Luigi Mangione gunned down a CEO on a cold, early morning NYC street. “Radicalized,” so-to-speak by the mishandling of his own back injury, he had done a deep dive on the healthcare and insurance industries. He had plotted the killing well in advance, catching Thompson unawares and then effecting an impressive escape. Even before his eventual apprehension in a Pennsylvania McDonalds, he was already being hailed as a hero and by the internet commentariat. Pundits have since lauded the act, and politicians have scrupulously avoided outright condemning it. The consensus among supporters seems to be that Thompson reaped what he sowed: he amassed a fortune by preying on those in need, and he stands as a symbol of a hopelessly evil industry.
Of course, Mangione has critics, as well. Right wingers see in this act of political violence and the outburst of joy that followed it evidence of the politics of resentment that drive socialist revolutions. Moderates point to the dehumanizing rhetoric of American politics—Thompson may have been a bad guy, the CEO of a predatory insurance company, but he was also a father, a husband, a son. Violence, they say, is not how we solve political problems.
At first, I was unsure what to think about it. I could empathize with the festering anger of those wronged by the healthcare coverage system. I could see the slippery slope of political violence. Something bothered me about the shooting and the celebrations, though, and I couldn’t quite put into words until now.
Here it is: Mangione’s work doesn’t impress me. It’s derivative. We’ve been shooting jerks in the back since Otzi the Iceman caught an arrow in the copper age Alps. We’ve shot presidents in train stations and music halls. We’ve chopped off the heads of Bourgeois elites, executed “class traitors” in the streets, mailed bombs, taken hostages, and hijacked planes. All to mighty applause from one subaltern faction or another. We likely did it even before we were humans (see the epilogue of Frans de Waal’s Chimpanzee Politics for example). The whole affair, from killing to canonization, is all just so…pedestrian.

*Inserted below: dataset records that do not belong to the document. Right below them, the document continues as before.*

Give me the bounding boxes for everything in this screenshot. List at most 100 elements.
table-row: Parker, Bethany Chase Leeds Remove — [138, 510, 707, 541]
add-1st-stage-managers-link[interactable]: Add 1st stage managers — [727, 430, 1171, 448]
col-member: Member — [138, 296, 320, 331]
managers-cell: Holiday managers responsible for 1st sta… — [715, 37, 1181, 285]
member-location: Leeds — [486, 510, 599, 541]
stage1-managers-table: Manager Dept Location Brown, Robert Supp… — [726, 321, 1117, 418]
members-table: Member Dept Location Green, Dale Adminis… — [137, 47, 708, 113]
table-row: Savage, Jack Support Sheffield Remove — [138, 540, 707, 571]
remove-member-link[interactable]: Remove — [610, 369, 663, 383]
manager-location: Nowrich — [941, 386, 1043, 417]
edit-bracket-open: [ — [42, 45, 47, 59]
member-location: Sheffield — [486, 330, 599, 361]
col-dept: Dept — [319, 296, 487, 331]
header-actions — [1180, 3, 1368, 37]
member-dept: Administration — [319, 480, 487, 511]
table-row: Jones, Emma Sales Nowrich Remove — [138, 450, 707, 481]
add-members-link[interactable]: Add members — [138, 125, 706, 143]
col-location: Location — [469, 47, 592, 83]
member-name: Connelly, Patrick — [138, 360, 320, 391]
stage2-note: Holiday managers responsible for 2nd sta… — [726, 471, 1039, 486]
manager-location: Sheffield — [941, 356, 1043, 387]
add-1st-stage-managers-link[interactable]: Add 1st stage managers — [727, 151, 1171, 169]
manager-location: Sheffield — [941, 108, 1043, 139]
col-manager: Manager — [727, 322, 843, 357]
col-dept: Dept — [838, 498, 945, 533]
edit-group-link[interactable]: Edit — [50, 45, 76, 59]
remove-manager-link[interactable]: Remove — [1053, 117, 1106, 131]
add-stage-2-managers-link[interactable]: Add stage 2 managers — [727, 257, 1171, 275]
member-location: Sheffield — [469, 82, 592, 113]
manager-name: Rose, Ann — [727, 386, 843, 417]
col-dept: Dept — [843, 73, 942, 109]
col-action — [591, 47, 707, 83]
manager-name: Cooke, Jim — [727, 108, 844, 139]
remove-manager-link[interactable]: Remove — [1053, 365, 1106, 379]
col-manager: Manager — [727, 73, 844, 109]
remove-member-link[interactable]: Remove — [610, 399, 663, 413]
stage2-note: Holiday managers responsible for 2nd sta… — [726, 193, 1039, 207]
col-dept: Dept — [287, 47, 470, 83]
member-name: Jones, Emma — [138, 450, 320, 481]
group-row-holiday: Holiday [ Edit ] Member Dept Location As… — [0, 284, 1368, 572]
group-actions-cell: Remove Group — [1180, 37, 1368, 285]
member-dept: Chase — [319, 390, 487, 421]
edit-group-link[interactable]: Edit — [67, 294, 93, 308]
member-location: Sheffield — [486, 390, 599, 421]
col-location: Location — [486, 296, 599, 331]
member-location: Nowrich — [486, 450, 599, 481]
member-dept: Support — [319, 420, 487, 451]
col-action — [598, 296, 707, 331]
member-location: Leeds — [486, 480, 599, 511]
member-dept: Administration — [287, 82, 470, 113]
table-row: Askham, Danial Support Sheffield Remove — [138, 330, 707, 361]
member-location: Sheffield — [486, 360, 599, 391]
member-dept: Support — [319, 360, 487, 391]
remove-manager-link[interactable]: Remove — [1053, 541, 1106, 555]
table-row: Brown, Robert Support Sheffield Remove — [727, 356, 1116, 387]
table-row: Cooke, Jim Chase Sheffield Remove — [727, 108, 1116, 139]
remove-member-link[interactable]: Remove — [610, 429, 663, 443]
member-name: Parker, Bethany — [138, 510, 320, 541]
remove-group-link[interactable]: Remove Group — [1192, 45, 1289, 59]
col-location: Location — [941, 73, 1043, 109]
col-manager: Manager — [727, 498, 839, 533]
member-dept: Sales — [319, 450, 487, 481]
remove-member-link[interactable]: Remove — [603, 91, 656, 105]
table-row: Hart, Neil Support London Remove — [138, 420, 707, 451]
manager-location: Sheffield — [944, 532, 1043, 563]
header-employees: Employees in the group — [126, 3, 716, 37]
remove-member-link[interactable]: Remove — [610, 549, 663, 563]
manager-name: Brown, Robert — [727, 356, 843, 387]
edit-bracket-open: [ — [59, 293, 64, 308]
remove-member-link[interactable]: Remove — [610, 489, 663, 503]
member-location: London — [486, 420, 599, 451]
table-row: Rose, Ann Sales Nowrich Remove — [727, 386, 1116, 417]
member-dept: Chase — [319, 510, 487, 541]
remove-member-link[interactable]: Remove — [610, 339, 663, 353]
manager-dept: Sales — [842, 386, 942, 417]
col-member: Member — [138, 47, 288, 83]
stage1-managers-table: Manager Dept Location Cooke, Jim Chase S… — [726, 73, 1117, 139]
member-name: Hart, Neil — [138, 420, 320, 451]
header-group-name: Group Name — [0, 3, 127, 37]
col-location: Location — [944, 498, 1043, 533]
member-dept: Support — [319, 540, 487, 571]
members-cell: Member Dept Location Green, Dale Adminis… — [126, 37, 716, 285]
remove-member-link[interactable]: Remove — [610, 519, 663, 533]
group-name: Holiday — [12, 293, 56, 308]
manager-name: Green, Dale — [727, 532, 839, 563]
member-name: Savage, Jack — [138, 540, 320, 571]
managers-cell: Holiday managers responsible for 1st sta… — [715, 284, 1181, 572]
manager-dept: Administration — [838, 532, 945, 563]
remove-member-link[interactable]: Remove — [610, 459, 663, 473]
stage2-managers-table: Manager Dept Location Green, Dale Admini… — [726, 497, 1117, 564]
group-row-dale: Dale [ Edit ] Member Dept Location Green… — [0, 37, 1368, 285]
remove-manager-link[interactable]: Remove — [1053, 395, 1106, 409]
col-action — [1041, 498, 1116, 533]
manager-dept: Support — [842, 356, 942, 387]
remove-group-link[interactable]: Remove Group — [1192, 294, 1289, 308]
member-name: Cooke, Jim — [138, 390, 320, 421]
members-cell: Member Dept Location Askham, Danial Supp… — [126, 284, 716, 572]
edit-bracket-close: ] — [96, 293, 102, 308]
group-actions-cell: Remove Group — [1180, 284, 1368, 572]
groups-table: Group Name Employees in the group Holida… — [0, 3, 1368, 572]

Mangione had potential. He graduated with honors from an Ivy League university with a degree in computer engineering. He has a masters in computer and information science. His family is wealthy. He’s clearly intelligent, disciplined, hard-working (just look at those abs). All those skills, resources, and gumption and the best way he can come up with for addressing the dismal state of American healthcare is shooting some rich jerk in the back? How deeply unimaginative. This is what makes us cheer?
What about building a company that revolutionizes the insurance industry? He could’ve put those computer skills and those wealthy connections to work to disrupt big healthcare. He could’ve started a nonprofit that pushed through drastic policy changes or worked in the trenches to get people the healthcare they needed. He could have chosen to revolutionize the game, but he settled for being a revolutionary instead. Fucking boring.
Yes, as with many shooters, Mr. Mangione is likely suffering from mental illness. But this is where we have to reorient the conversation toward ourselves. We, as Americans, have skills and resources and gumption in spades, and our answer to this pressing question is to wait around for some hackneyed Batman-type to start poppin’ caps in Patagonia-clad Penguins? I suppose with our penchant for remakes and reboots I should expect nothing less.
Maybe the remake is a good metaphor for our problem. The quintessential remake is a quick cash-grab that plays on the nostalgia of viewers. Update a story that worked before and people will see it out of curiosity or wistful remembrance even if it has none of the soul of the original. Political violence has worked in he past. Though it often ends with the leaders of the “revolution” becoming the elites they deposed. (So we reboot the revolution—we’ll get it right this time.) Increasingly, however, it feels like a shortcut. It takes imagination, hard work, and, most of all, time to change the world. But we are impatient, so we plop out another lazy remake like a streaming service caught in the rip current of content production. “This one has a ghost gun, and he gets away on an ebike!”
I don’t want to be so jaded, however. This is America; we can be creative. We invented jazz. We ended up with a whole stock car racing league because some moonshine runners needed to settle a bet. We connected up a whole nation with train tracks and telegraph wires and then telephone wires and highways and then cell towers. Surely we can write a new story here as well.